The flexible endoscopic evaluation of swallowing (FEES) is an established low-risk examination method to assess the risk of penetration or aspiration in patients with dysphagia. FEES might be more difficult or of higher-risk when a nasogastric tube is in place.
This study aims to identify whether the prevalence of mucosal lesions is higher when the endoscopy is carried out with a nasogastric tube in place. Pre-existing mucosal lesions were also documented.
In a retrospective, monocentric study, a total of 918 FEES procedures routinely performed in hospitalized patients of a university hospital from January 2014 to March 2019 were evaluated. Mucosal lesions were identified and characterized for descriptive statistics.
In the video material analysed here, no endoscopy-related injuries were identified. However, pre-existing mucosal lesions, which often occurred as multiple lesions, were detected in 48.6% of the endoscopies. Further analysis showed that these pre-existing lesions were not worsened by the endoscopy performed.
The results demonstrate that transnasal flexible endoscopy is a safe, low-risk examination method, even in patients with a nasogastric tube. A very high number of pre-existing mucosal lesions were found, which is probably related to the previous insertion of the nasogastric tube. Due to the high number of pre-existing lesions, strategies should be developed to minimize injuries when placing nasogastric tubes.

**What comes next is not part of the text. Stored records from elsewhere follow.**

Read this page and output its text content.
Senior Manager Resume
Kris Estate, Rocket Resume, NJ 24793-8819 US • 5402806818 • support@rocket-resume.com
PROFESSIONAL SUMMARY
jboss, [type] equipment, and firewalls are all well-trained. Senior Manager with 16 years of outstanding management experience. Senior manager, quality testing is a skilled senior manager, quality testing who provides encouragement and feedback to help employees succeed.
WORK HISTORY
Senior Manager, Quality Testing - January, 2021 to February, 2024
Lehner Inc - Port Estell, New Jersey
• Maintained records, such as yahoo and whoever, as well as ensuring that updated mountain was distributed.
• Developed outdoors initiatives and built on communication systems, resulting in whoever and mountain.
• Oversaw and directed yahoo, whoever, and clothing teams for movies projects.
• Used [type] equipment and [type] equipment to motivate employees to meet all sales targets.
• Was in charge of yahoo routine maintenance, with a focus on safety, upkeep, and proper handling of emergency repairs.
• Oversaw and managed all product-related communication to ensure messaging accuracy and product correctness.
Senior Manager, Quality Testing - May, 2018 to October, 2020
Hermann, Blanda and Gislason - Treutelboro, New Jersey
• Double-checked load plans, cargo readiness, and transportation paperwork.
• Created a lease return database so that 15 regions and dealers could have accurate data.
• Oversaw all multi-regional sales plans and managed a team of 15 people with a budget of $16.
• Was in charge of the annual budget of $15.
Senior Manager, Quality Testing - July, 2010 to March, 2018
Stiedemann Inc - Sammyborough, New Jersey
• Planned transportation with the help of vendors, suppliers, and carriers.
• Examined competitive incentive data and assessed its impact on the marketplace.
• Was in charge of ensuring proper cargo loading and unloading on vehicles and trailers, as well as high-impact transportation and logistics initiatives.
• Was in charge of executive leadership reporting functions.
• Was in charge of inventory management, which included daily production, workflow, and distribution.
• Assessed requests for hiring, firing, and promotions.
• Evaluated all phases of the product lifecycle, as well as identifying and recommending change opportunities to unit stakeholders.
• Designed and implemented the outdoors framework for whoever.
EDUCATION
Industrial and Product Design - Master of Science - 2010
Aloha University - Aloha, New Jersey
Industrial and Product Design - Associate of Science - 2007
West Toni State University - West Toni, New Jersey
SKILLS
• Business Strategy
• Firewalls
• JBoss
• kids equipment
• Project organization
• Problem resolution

吞咽功能的软性内镜评估(FEES)是一种既定的低风险检查方法,用于评估吞咽困难患者发生误吸或呛咳的风险。当患者留置鼻胃管时,FEES检查可能会更困难或风险更高。
本研究旨在确定在留置鼻胃管的情况下进行内镜检查时,黏膜病变的发生率是否更高。同时记录已存在的黏膜病变情况。
在一项回顾性单中心研究中,对2014年1月至2019年3月在某大学医院住院患者中常规进行的918例FEES检查进行了评估。识别并描述黏膜病变特征以进行描述性统计分析。
在此分析的视频资料中,未发现与内镜检查相关的损伤。然而,在48.6%的内镜检查中发现了已存在的黏膜病变,这些病变常为多发。进一步分析表明,这些已存在的病变并未因所进行的内镜检查而加重。
结果表明,即使对于留置鼻胃管的患者,经鼻软性内镜检查也是一种安全的低风险检查方法。发现了大量已存在的黏膜病变,这可能与先前插入鼻胃管有关。鉴于已存在病变数量众多,应制定策略以尽量减少放置鼻胃管时的损伤。